OFZ Bonds Demand Slumps in July after Booming Sales this year

After a record-breaking streak of auctions this year, it appears that bond investors into Russian ruble-denominated OFZ treasury bills have taken a pause, analysts said, according to bne Intellinews.

Cbonds, a Russia-based news agency that tracks bond issues around the world, published a chart this week that shows the number of issues dropped off dramatically in July to next to nothing, even as Russian sovereign bond issues were growing more strongly than in most emerging markets for this year.

Russian bonds have been very popular and were given a bump after the U.S. Federal Reserve bank reversed its monetary tightening policy and cut rates earlier this year, making investors “risk on” again.
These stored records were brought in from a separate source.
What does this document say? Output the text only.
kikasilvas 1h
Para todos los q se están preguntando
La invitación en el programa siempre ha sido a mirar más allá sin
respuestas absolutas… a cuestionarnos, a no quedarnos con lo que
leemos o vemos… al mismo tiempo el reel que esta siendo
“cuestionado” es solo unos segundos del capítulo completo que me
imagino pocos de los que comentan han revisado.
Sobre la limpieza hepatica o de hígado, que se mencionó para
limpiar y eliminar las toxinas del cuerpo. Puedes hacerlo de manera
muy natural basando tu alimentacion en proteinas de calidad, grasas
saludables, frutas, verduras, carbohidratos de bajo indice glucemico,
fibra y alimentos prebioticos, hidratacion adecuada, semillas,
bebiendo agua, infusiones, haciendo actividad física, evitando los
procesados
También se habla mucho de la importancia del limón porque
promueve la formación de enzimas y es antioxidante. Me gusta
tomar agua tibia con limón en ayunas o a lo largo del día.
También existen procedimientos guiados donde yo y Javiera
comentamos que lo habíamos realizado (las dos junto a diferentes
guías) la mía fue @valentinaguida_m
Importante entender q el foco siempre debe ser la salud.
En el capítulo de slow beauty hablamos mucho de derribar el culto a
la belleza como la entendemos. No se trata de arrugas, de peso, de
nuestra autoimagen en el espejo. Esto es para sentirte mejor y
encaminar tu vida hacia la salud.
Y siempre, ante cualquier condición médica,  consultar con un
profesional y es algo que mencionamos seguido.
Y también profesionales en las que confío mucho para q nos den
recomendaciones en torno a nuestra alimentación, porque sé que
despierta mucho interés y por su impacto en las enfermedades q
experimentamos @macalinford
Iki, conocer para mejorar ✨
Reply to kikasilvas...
March was the biggest month for bond issues this year, accounting for 45% of all the bonds issued this year to date, a total of $13.5 billion, including both corporate and sovereign bonds. The next best month was June with almost a quarter (23.7%) of the total.

Summer is always slow in the bond market as the chart of previous years’ bond issues shows. However, this year seems especially bad, according to Dutch bank ING, which reported that the balance of payment numbers for July suggest a dramatic slowdown into foreign investors buying OFZs.

Last year non-resident ownership of OFZs hit an all-time high of 34% in April, but as sanction talk increased investors sold off over 500 billion ($7.2 billion) worth of OFZs in case the Russian treasury bills got included in the next round of U.S. sanctions. But the updated sanctions imposed this month were limited to banning U.S. investors from buying new sovereign issues in the primary market, but not in the secondary market. Moreover, existing debt was not included in the sanctions and OFZs were not mentioned at all.

The Ministry of Finance has issued record amounts of OFZ this year as part of its $38bn borrowing program and also as a ruse to make imposing sanctions on the bonds more difficult. The more widely held OFZs are by foreign investors, the more difficult they are to sanction, bne Intellinews writes.